> Out of curiosity, what kind of functionality are you using task center
> for?
Mainly we just need a method of scheduling routine maintenance,
backups, runstats, etc.
> This isn't the answer you were looking for, but...it might be less
> time-consuming to just rewrite the tasks as simple scheduled software
> using bash, ksh, python, perl, ruby, or whatever.
We have Windows 2003 servers, so I think the only default scheduler is
the "AT" scheduler or "Scheduled Tasks" in Control Panel. We could use
these for some functions, but the Task Center has a lot nicer features.

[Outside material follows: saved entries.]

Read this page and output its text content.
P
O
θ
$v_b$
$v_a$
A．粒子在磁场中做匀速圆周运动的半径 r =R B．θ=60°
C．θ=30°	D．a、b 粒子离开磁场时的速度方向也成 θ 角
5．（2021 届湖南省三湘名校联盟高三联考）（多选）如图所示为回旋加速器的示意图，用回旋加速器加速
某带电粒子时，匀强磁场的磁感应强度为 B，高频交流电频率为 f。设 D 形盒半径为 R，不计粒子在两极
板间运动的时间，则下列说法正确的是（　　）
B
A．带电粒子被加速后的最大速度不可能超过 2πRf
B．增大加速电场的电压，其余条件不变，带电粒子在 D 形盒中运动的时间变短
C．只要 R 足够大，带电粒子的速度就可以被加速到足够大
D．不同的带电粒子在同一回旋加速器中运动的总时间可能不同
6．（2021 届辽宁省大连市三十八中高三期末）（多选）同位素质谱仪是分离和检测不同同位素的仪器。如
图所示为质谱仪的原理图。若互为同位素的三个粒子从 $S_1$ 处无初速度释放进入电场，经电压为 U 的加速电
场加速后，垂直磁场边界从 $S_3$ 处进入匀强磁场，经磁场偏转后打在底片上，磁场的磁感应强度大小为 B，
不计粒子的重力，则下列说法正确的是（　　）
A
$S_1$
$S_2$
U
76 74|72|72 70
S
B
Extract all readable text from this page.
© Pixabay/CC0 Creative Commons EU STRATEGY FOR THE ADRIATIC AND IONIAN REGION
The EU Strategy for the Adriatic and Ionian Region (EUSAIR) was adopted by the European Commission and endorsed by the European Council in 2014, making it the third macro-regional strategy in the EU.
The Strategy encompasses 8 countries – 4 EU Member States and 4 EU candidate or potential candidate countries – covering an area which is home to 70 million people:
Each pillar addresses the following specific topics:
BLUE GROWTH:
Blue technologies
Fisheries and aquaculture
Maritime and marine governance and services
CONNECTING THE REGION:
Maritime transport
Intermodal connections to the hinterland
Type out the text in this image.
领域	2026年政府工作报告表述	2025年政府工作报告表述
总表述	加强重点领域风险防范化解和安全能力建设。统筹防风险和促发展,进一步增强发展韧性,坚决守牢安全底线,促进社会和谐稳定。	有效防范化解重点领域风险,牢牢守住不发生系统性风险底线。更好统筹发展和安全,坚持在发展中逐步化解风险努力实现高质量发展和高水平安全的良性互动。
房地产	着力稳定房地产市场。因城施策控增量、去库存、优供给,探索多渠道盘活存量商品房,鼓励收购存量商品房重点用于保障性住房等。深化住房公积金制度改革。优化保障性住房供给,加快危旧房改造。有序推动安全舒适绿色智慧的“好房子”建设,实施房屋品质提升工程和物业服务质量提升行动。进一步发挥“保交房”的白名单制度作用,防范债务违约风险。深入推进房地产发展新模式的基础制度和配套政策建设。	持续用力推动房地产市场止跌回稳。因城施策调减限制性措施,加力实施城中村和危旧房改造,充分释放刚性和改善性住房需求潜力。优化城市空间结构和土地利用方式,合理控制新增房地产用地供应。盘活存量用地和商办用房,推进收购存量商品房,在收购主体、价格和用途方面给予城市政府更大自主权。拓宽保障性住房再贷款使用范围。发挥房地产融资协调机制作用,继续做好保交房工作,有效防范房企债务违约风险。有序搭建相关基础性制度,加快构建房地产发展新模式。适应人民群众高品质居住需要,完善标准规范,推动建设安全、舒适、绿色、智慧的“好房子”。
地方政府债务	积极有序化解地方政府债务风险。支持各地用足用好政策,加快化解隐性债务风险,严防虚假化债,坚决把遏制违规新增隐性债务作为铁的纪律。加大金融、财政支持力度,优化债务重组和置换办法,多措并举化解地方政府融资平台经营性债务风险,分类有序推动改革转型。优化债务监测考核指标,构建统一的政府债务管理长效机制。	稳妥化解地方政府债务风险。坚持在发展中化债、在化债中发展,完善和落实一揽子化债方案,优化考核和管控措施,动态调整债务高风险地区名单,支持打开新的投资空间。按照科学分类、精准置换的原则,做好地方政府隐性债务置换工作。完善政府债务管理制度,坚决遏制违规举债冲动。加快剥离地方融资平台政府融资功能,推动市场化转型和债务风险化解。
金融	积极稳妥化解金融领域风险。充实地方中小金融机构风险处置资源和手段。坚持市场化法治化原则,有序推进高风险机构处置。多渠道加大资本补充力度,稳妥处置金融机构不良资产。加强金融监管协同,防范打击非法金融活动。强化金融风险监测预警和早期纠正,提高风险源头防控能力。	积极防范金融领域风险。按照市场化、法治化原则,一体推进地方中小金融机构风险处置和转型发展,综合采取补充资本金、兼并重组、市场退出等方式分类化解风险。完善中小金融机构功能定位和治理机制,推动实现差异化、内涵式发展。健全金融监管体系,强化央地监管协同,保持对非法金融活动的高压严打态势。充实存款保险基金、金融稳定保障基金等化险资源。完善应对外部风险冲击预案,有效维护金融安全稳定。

For one thing we can trigger follow up jobs and can run multiple
schedules for the same job. We could probably simulate the same thing
in those schedulers, but it might be just as much effort going that
route. It's kind of brutal setting things up in Task Center, but once
you get things set up it's pretty solid. If they only had the bulk
import and export functions it would be a fantastic product (in my
opinion).
Buck Nuggets - 08 Feb 2005 15:57 GMT
> For one thing we can trigger follow up jobs and can run multiple
schedules for the same job. We could probably simulate the same thing
> in those schedulers, but it might be just as much effort going that
route.
Right - for simple schedulers like cron or whatever windows uses, you
end up putting more logic into the actual script to work around
dependencies than if you were using something like a mainframe
scheduler, or it sounds like task center. I think you can run cron on
windows via cygwin, but it won't support triggers or dependencies.
> If they only had the bulk import and export functions it would be a
fantastic product (in my opinion).
Yeah, I once inherited a data warehouse with 800 source systems (!)
running sql server using DTS (the sql server etl tool). And then
discovered how difficult it was to promote etl packages from dev to
test to prod - since they were all stored in the database. The prior
operation had an entire team retyping them by hand and retesting them
in production. We yanked all that stuff out and replaced it with a
simple custom etl application and our maintenance dropped from
horrifying to almost nothing overnight. I just recently saw a lengthy
sql server magazine article on tips for moving packages from one server
to another - so it appears that they still haven't really figured it
out.
I wonder what's going to be in db2 8.3?